If you’re a bad texter and your friends ask you to be better with responding, employing Functional Change to fix this habit will likely improve your friendships.
If you know someone judgmental and rude who struggles to make friends, should they stay true to themselves and hope to stumble upon some friends? They’d likely be better served exercising Foundational Change to become kinder and attract quality friendships.
Few would say they’re against someone trying to become kinder. Yet some might label this Foundational Change in the pursuit of friendship as inauthentic, manipulative even.
I see this resistance to changing yourself for others the most when it comes to dating.

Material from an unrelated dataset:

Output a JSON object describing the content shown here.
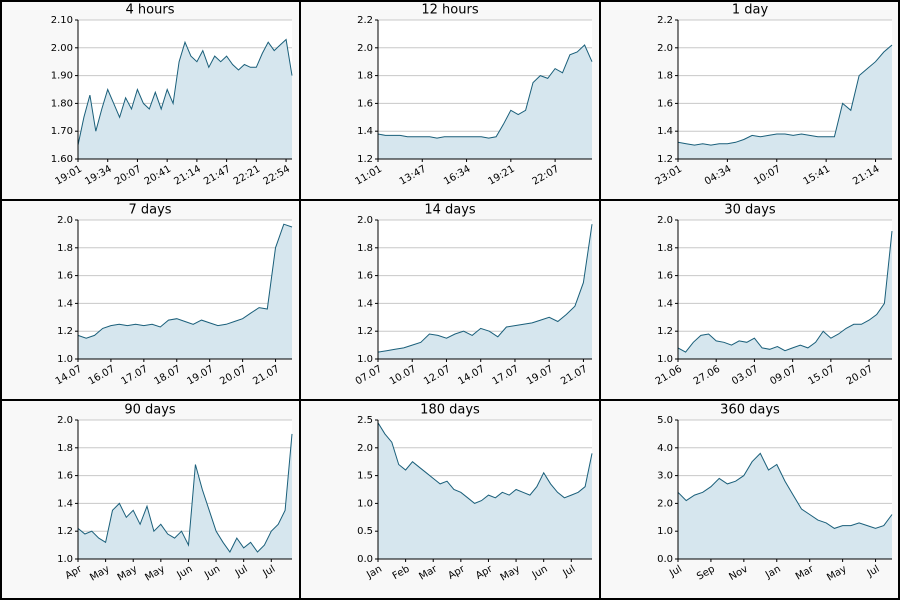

Common dating advice often preaches, "Don't change for someone else; the right person will come." Is this wisdom or platitude?
We tell people to simply wait for the right person, to wait for luck to strike them. But what if there are self-improvements that would dramatically improve your odds of finding fulfilling connection? If becoming a better listener helps you have better dates and relationships, I’d consider that a worthwhile change. It’s hard for us to admit that certain traits likely do make it easier to find connection and love.
I think the discomfort with changing yourself for others stems from our desire for unconditional acceptance, reminiscent of parental love. We label this behavior as inauthentic because it’s scary to think that most relationships are conditional. People choose to be a part of your life and they can leave at any time.
When Should You Change?
I’ve gone to parties or been on dates where afterward I wished I hadn’t talked so much, overshared, or been so earnest. It could be true that if I worked on these traits, I'd be more likable.
“Messy” or “Not a Runner” are labels I left behind and don’t miss. But what if I changed “talks too much”? Would I lose some essential part of myself?
Improvement is subjective. My idea of improved charisma can come off to someone else as worse charisma. This is where the advice not to change yourself has some truth. One person might see someone who shares too much as annoying, while another might crave that level of intimacy.
I used to feel more of a desire to change myself. As I’ve built a more vibrant, grounding life, the less I feel that urge. I look around at my friendships, at my work, at the little rituals I didn’t notice myself forming, and I think: something in me made this happen.
In the past few years, my friendships have deepened and I’ve done work I’m truly proud of. And with that love and pride comes hesitation. If I shared less, would my friends feel further away? If I held back, would I be successful at work? Changing myself carries risks, consequences. I’ve got something to lose.
It’s important to have things that tether you. When you have something real on the line, you think twice. Changing yourself becomes more deliberate and aligned with what you really value because the gamble feels bigger.
It’s no wonder kids and teenagers change themselves so easily. Many haven’t yet found what tethers them. Friendships are fluid. Work is hypothetical. Romantic love is a story they’ve read about, but not yet lived. When nothing holds you, everything feels up for grabs.
I think the healthiest framework to changing yourself is to first find things that tether you. Once you have these in place, you have better guardrails for assessing when and how much you should change yourself. You’re better able to determine whether the change to yourself is values-aligned and less likely to lose yourself in change.
We can and should change ourselves if we feel it will move us closer to living our values and personal fulfillment, even if that’s seeking relationships. We have to accept, however, that there's no way to determine the outcome of these changes, especially when it involves other people.
You might be able to start running and run a marathon, but you can also change everything about yourself and still not get someone to love you. Changing yourself is in a lot of ways about seeking control in a chaotic existence. There’s something romantic about love being just beyond it’s reach.